Whatever Happened To S.O.T.’ing Babes?

Maybe it makes me a huge Prude but I honestly haven't seen some sweet SOT action in God knows how long. Even if the guy filming served as Tom Hanks stunt double in Saving Private Ryan. Even if the zoom function on the camera is coming in and out like a poorly edited scene of Succession that nobody ever complains about. Even if those titties are as sweet as I imagine from my vantage point, it's been so goddamn long I don't even know if I still identify with SOT. Which is a shame to even admit because there was a time SOT was in your verbage. 
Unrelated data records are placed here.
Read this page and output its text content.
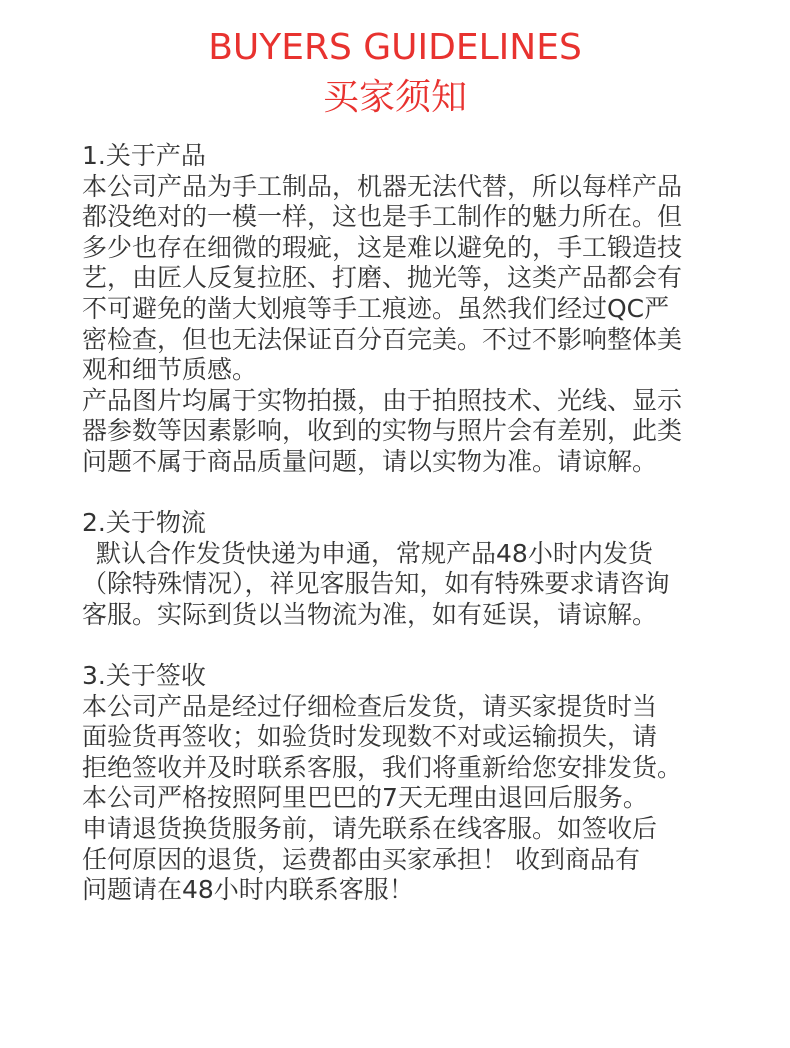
BUYERS GUIDELINES
买家须知
1.关于产品
本公司产品为手工制品，机器无法代替，所以每样产品
都没绝对的一模一样，这也是手工制作的魅力所在。但
多少也存在细微的瑕疵，这是难以避免的，手工锻造技
艺，由匠人反复拉胚、打磨、抛光等，这类产品都会有
不可避免的凿大划痕等手工痕迹。虽然我们经过QC严
密检查，但也无法保证百分百完美。不过不影响整体美
观和细节质感。
产品图片均属于实物拍摄，由于拍照技术、光线、显示
器参数等因素影响，收到的实物与照片会有差别，此类
问题不属于商品质量问题，请以实物为准。请谅解。
2.关于物流
默认合作发货快递为申通，常规产品48小时内发货
（除特殊情况），祥见客服告知，如有特殊要求请咨询
客服。实际到货以当物流为准，如有延误，请谅解。
3.关于签收
本公司产品是经过仔细检查后发货，请买家提货时当
面验货再签收；如验货时发现数不对或运输损失，请
拒绝签收并及时联系客服，我们将重新给您安排发货。
本公司严格按照阿里巴巴的7天无理由退回后服务。
申请退货换货服务前，请先联系在线客服。如签收后
任何原因的退货，运费都由买家承担！ 收到商品有
问题请在48小时内联系客服！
And to think just last week we got super deep talking about the motorboat in Wedding Crashers. I didn't realize it at the time but now I'm thinking the motorboat basically replaced the way men talk about playing with a pair of hooters. And with it went the sensuality of Suck.On.Tits in exchange for the speed-based motorboat. I completely understand how we get here, I just didn't realize it in the process, which brings me back to the above video. 

Call me crazy but to me this is more diabolical than the Bills fans that finger each other's asses. 

Definitely not as gross per se but at least the Bills fans are trying to be discrete. Like at least give them some credit for leaving the bag of dildos and rubber fist in the parking lot. That's why I'm giving the nod to sucking tits on Lake Michigan because it's just so blatantly in your face that those titties are getting sucked. Maybe it doesn't go past the softcore Cinemax guidelines but on daytime programming alone this one's over the line.